Drifters From post 12 here are the specs before the fill and mill I never gave the final head cc Bore 3.2175" Stroke 3.75" Swept volume (SV) 499.39 cc head volume (HV) 75cc average valve relief and blended area (R) 10cc dome volume (DV) 11.965cc dome height .255" deck clearance (DC).075" 9.988cc gasket volume (GV)15cc 499.39+75+10+9.988-11.965+15=597.413 /(75+10+9.988+15-11.965)=6.095-1 cr After the head work the head volume was 53cc's but then you add the 10cc's for the relief. So it is like having 65cc heads and no relief work. If I am off even as much as 5cc's some place the final cr is 8:1. It is all because the pistons sit so far down the bore. I am going to to look for different pistons for my next build for sure. So you end up with VC+HV+R+DC-DV+GV=Total Volume CR= Total Volume/[HV+R+DC+GV-DV] 499.39+53+10+9.988-11.965+15=575.413/(53+10+9.988+15-11.965)=76.033 CR = 7.57 D Smith
I know it has been awhile but it is my busy time of the year and it wasn't happy being awakened from it's slumber. It blew the lower radiator hose at the end of my break-in just as I knelt down to try and find my oil leak. So I took an impromptu 190 deg shower. Burned side of my face,back of my head, arm, shoulder, and a large portion of my back luckily (I guess) all just severe second deg no third. For 2 weeks I wasn't supposed to do any thing in the shop. Got a lot done on the old flatty since my last post. Here is my air cleaner set up. I cut the oil-bath air cleaner up and gutted the inside. This is the felt and mesh from the inside of the lid. The horse hair and mesh from the filter part of the lid. I centered up the between the seem and the top of the flat section. Then measured out even spacing and used a green-lee punch to punch holes. I connected the hole and filed the opening true(true enough for an air cleaner). I hand some perforated stainless left over from another project. I rolled it to fit the curve on the air cleaner and then welded them in. I made an adapter out of a piece of exhaust tubing to mount the air cleaner to my 2g and clear everything with out having to beat in the bottom of the air cleaner. All done and powder coated. I had to make a plate for the inside of the filter body for the element to sit on. I used an element for a 70's slat six out of a 1/2 ton dodge.
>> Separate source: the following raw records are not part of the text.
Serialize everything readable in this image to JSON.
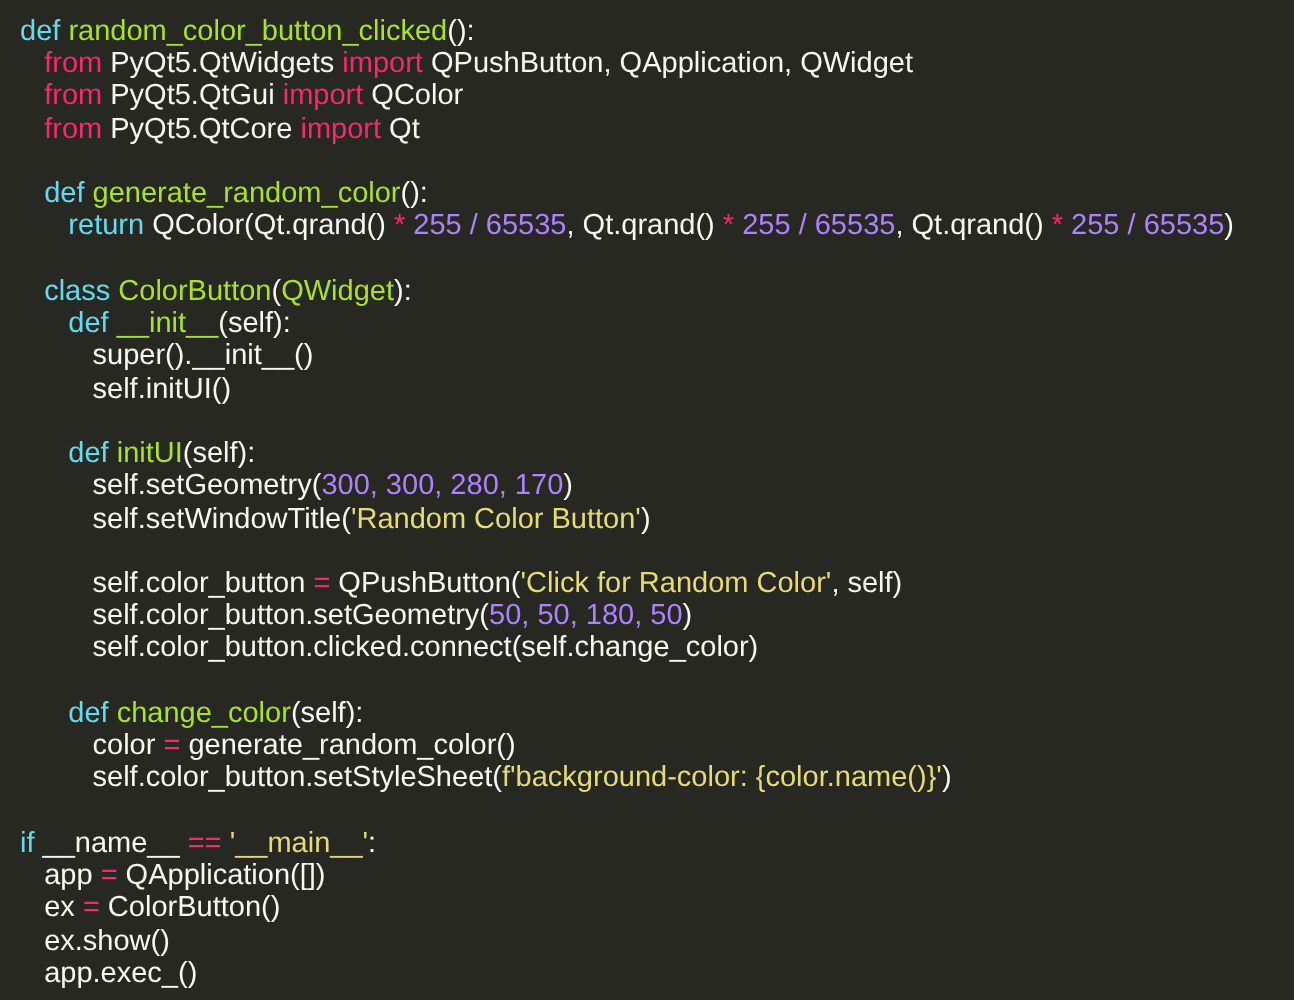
{
  "editor": {
    "lines": [
      {
        "kind": "code",
        "tokens": [
          {
            "text": "def ",
            "kind": "decl"
          },
          {
            "text": "random_color_button_clicked",
            "kind": "name"
          },
          {
            "text": "():",
            "kind": "plain"
          }
        ]
      },
      {
        "kind": "code",
        "tokens": [
          {
            "text": "   from",
            "kind": "kw"
          },
          {
            "text": " PyQt5.QtWidgets ",
            "kind": "plain"
          },
          {
            "text": "import",
            "kind": "kw"
          },
          {
            "text": " QPushButton, QApplication, QWidget",
            "kind": "plain"
          }
        ]
      },
      {
        "kind": "code",
        "tokens": [
          {
            "text": "   from",
            "kind": "kw"
          },
          {
            "text": " PyQt5.QtGui ",
            "kind": "plain"
          },
          {
            "text": "import",
            "kind": "kw"
          },
          {
            "text": " QColor",
            "kind": "plain"
          }
        ]
      },
      {
        "kind": "code",
        "tokens": [
          {
            "text": "   from",
            "kind": "kw"
          },
          {
            "text": " PyQt5.QtCore ",
            "kind": "plain"
          },
          {
            "text": "import",
            "kind": "kw"
          },
          {
            "text": " Qt",
            "kind": "plain"
          }
        ]
      },
      {
        "kind": "blank"
      },
      {
        "kind": "code",
        "tokens": [
          {
            "text": "   def ",
            "kind": "decl"
          },
          {
            "text": "generate_random_color",
            "kind": "name"
          },
          {
            "text": "():",
            "kind": "plain"
          }
        ]
      },
      {
        "kind": "code",
        "tokens": [
          {
            "text": "      return",
            "kind": "decl"
          },
          {
            "text": " QColor(Qt.qrand() ",
            "kind": "plain"
          },
          {
            "text": "* ",
            "kind": "op"
          },
          {
            "text": "255 / 65535",
            "kind": "num"
          },
          {
            "text": ", Qt.qrand() ",
            "kind": "plain"
          },
          {
            "text": "* ",
            "kind": "op"
          },
          {
            "text": "255 / 65535",
            "kind": "num"
          },
          {
            "text": ", Qt.qrand() ",
            "kind": "plain"
          },
          {
            "text": "* ",
            "kind": "op"
          },
          {
            "text": "255 / 65535",
            "kind": "num"
          },
          {
            "text": ")",
            "kind": "plain"
          }
        ]
      },
      {
        "kind": "blank"
      },
      {
        "kind": "code",
        "tokens": [
          {
            "text": "   class ",
            "kind": "decl"
          },
          {
            "text": "ColorButton",
            "kind": "name"
          },
          {
            "text": "(",
            "kind": "plain"
          },
          {
            "text": "QWidget",
            "kind": "name"
          },
          {
            "text": "):",
            "kind": "plain"
          }
        ]
      },
      {
        "kind": "code",
        "tokens": [
          {
            "text": "      def ",
            "kind": "decl"
          },
          {
            "text": "__init__",
            "kind": "name"
          },
          {
            "text": "(self):",
            "kind": "plain"
          }
        ]
      },
      {
        "kind": "code",
        "tokens": [
          {
            "text": "         super().__init__()",
            "kind": "plain"
          }
        ]
      },
      {
        "kind": "code",
        "tokens": [
          {
            "text": "         self.initUI()",
            "kind": "plain"
          }
        ]
      },
      {
        "kind": "blank"
      },
      {
        "kind": "code",
        "tokens": [
          {
            "text": "      def ",
            "kind": "decl"
          },
          {
            "text": "initUI",
            "kind": "name"
          },
          {
            "text": "(self):",
            "kind": "plain"
          }
        ]
      },
      {
        "kind": "code",
        "tokens": [
          {
            "text": "         self.setGeometry(",
            "kind": "plain"
          },
          {
            "text": "300, 300, 280, 170",
            "kind": "num"
          },
          {
            "text": ")",
            "kind": "plain"
          }
        ]
      },
      {
        "kind": "code",
        "tokens": [
          {
            "text": "         self.setWindowTitle(",
            "kind": "plain"
          },
          {
            "text": "'Random Color Button'",
            "kind": "str"
          },
          {
            "text": ")",
            "kind": "plain"
          }
        ]
      },
      {
        "kind": "blank"
      },
      {
        "kind": "code",
        "tokens": [
          {
            "text": "         self.color_button ",
            "kind": "plain"
          },
          {
            "text": "=",
            "kind": "op"
          },
          {
            "text": " QPushButton(",
            "kind": "plain"
          },
          {
            "text": "'Click for Random Color'",
            "kind": "str"
          },
          {
            "text": ", self)",
            "kind": "plain"
          }
        ]
      },
      {
        "kind": "code",
        "tokens": [
          {
            "text": "         self.color_button.setGeometry(",
            "kind": "plain"
          },
          {
            "text": "50, 50, 180, 50",
            "kind": "num"
          },
          {
            "text": ")",
            "kind": "plain"
          }
        ]
      },
      {
        "kind": "code",
        "tokens": [
          {
            "text": "         self.color_button.clicked.connect(self.change_color)",
            "kind": "plain"
          }
        ]
      },
      {
        "kind": "blank"
      },
      {
        "kind": "code",
        "tokens": [
          {
            "text": "      def ",
            "kind": "decl"
          },
          {
            "text": "change_color",
            "kind": "name"
          },
          {
            "text": "(self):",
            "kind": "plain"
          }
        ]
      },
      {
        "kind": "code",
        "tokens": [
          {
            "text": "         color ",
            "kind": "plain"
          },
          {
            "text": "=",
            "kind": "op"
          },
          {
            "text": " generate_random_color()",
            "kind": "plain"
          }
        ]
      },
      {
        "kind": "code",
        "tokens": [
          {
            "text": "         self.color_button.setStyleSheet(",
            "kind": "plain"
          },
          {
            "text": "f'background-color: {color.name()}'",
            "kind": "str"
          },
          {
            "text": ")",
            "kind": "plain"
          }
        ]
      },
      {
        "kind": "blank"
      },
      {
        "kind": "code",
        "tokens": [
          {
            "text": "if",
            "kind": "decl"
          },
          {
            "text": " __name__ ",
            "kind": "plain"
          },
          {
            "text": "== ",
            "kind": "op"
          },
          {
            "text": "'__main__'",
            "kind": "str"
          },
          {
            "text": ":",
            "kind": "plain"
          }
        ]
      },
      {
        "kind": "code",
        "tokens": [
          {
            "text": "   app ",
            "kind": "plain"
          },
          {
            "text": "=",
            "kind": "op"
          },
          {
            "text": " QApplication([])",
            "kind": "plain"
          }
        ]
      },
      {
        "kind": "code",
        "tokens": [
          {
            "text": "   ex ",
            "kind": "plain"
          },
          {
            "text": "=",
            "kind": "op"
          },
          {
            "text": " ColorButton()",
            "kind": "plain"
          }
        ]
      },
      {
        "kind": "code",
        "tokens": [
          {
            "text": "   ex.show()",
            "kind": "plain"
          }
        ]
      },
      {
        "kind": "code",
        "tokens": [
          {
            "text": "   app.exec_()",
            "kind": "plain"
          }
        ]
      }
    ]
  }
}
I found a screw in pcv for a foreign car and turn a piece of aluminum to fit the road draft tube hole and cut grooves for two o-rings to seal it. I have had it running and have it tuned fairly well for no load but I think I might have to play with the carb a bit more when when get it in the car and under load. It only pulls 14 inches of vacuum at idle (550rpm) but bump it up close to 1000rpm and it pull 17-18 inches. I will try and figure out how to post a video or it running sound pretty good.
Congratulations on completing a really great engine. This is a well done write up. Nice details. Thank you for sharing. Glenn
Excellent ,excellent. But wishing you a speedy recovery on the nasty burns through no fault of your own. I love the oil filter , I can sure see a market for these for those of us without your skills. Hint hint.